The actual desirability of what the model is generating, which depends on what you want to use it for, is really controlled by subsequent training steps, such as:

1) Fine tuning for instruction (prompt) following and conversational ability (this is the difference between ChatGPT and the underlying raw GPT-3 model)

2) Goal-based reinforcement learning to stop the model from generating undesirable content such as telling suicidal people to kill themselves, etc, etc.

iamflimflam1 · on April 15, 2023

Trial and error is pretty much what training is. You feed an input in and use the error to update the network.

What is surprising with these models is that the simple training leads to emergent behaviour that is much more powerful than what you’d expect from the training data.

With RHLF post training you can tweak these emergent behaviours by having a human (or a model trained to act like a human) give feedback on how good the output is.

So far I’ve not seen any good explanations for how this emergent behaviour happens or how it can be reverse engineered.

simonh · on April 15, 2023

Basically yes, they use a system called RLHF for Reinforcement Learning with Human Feedback.

At a super high level you train your model on source texts. Then you have it generate responses from prompts. Humans rate these responses to select the best ones which updates the model, but you also train a new reward model to mimic the human rankings. Then you train the original model by having it generate millions of responses which are ranked by the rearward model. When I explained this to my brother he literally spat out his tea in horror.

This allows you to train at huge scale, many orders of magnitude beyond what you could achieve with just human ranking.

The problem is this relies on the reward model accurately capturing what makes a response ‘better’. What it’s actually doing is learning what responses get ranked highly by humans, for whatever reason. Hence the risk of LLMs becoming emotionally manipulative sycophants. It turns out alignment is a really hard problem.

p-e-w · on April 15, 2023

They can backtrack it of course, but the result is just billions of numbers – not any sort of "insight".

HarHarVeryFunny · on April 15, 2023

At the end of the day perhaps the most insight we'll get into why the model is saying what it does will be to ask it! Far from ideal of course, and no better than asking a person why they said/did something (which is often an after-the-fact guess). However, at least any such explanation may be using the same internal model/reasoning as what generated the speech in the first place, so conversational probing may support some sort of triangulation into what was behind it!

asdfman123 · on April 15, 2023

I agree.

Maybe it's because the human mind is good at breaking things into neat modules that fit together hierarchically. We can figure them out piecemeal and eventually grasp the whole system. But messy organic systems are not like that, and we just don't have the hardware to perceive everything at once.
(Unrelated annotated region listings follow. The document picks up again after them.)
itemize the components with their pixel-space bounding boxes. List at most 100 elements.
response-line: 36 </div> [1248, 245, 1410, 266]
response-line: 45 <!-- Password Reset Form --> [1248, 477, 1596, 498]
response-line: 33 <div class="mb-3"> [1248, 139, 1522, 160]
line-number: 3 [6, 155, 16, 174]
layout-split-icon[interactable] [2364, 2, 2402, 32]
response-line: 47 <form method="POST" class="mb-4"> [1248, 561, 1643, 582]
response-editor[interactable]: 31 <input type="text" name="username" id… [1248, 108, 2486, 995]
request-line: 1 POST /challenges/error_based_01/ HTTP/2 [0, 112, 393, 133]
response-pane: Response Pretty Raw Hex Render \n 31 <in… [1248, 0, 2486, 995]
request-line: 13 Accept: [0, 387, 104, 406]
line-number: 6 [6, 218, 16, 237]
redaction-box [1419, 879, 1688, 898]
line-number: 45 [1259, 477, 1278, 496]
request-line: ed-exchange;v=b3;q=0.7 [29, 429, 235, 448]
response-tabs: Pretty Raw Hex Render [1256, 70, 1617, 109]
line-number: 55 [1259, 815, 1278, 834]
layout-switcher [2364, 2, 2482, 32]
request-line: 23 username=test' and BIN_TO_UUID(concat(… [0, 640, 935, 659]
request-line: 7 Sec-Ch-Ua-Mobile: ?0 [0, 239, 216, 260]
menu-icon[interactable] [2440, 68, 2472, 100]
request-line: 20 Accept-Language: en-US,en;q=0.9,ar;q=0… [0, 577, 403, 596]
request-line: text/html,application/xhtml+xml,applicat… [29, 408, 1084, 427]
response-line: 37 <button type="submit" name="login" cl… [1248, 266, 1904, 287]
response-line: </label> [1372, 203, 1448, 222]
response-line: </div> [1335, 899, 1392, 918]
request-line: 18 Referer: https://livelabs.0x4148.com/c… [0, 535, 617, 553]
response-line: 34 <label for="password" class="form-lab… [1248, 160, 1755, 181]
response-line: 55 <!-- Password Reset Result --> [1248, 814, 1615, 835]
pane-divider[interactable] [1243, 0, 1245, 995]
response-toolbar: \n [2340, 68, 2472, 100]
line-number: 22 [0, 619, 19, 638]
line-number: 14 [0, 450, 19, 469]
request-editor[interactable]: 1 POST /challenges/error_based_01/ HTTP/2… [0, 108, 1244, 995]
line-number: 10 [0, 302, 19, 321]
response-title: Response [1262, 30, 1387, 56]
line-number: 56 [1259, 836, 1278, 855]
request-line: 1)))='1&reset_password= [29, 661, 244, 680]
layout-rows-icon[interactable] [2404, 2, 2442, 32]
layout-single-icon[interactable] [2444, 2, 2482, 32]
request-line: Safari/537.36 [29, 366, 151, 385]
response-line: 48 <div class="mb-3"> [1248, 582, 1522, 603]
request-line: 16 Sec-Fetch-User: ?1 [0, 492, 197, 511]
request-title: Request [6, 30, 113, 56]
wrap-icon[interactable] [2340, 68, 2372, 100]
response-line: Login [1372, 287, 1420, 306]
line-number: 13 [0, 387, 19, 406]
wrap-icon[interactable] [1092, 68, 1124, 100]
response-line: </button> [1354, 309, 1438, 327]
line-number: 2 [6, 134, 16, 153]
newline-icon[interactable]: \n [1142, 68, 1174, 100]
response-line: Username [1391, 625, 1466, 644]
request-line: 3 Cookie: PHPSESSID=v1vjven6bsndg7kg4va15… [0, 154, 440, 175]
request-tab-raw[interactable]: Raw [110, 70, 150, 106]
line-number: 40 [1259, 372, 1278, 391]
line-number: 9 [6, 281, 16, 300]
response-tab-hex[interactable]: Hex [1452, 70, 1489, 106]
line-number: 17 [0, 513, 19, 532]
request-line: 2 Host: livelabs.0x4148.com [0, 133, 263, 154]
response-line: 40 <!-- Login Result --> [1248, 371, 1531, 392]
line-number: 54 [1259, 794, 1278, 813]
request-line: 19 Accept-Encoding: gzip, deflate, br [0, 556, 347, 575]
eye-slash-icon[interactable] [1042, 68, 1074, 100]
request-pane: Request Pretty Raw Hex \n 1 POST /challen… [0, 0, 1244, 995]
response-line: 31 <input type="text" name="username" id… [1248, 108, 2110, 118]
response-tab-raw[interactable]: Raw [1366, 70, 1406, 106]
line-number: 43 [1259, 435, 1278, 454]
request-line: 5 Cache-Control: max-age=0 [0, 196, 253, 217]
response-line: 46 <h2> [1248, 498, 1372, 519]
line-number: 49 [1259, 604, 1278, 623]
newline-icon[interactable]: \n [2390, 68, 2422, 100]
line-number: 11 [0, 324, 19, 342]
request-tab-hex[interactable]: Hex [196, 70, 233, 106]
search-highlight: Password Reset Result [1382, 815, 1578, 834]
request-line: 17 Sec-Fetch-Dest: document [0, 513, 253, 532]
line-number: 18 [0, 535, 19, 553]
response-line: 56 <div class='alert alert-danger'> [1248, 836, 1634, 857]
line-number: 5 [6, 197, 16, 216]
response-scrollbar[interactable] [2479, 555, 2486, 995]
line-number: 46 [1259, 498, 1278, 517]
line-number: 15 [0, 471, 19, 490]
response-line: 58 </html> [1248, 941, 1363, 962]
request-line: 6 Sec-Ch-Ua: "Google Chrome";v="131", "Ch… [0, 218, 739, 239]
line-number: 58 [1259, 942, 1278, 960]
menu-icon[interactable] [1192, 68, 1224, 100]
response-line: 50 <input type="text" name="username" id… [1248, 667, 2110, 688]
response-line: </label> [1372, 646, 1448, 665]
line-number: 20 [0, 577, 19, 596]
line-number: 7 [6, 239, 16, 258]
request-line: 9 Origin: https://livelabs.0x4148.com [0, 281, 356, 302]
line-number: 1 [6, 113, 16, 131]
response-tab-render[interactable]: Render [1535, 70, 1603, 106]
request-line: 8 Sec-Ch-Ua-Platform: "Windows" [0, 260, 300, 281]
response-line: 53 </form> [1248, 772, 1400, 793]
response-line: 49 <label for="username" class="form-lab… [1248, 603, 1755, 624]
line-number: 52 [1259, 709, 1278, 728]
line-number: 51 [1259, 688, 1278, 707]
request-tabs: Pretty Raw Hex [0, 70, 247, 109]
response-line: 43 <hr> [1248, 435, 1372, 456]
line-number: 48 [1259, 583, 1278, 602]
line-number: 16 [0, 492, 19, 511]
Or maybe it's because we have trouble acknowledging that intelligence and consciousness isn't limited to animals, and the human brain doesn't have to epitomize it.

mirekrusin · on April 15, 2023

It's not that difficult at the high level.

You give it input and have efficient way of amending weight to produce desired output.

You repeat this step for tons of examples.

At the end you end up with surprising behaviour where those amendments lead to emergent properties that generalize well.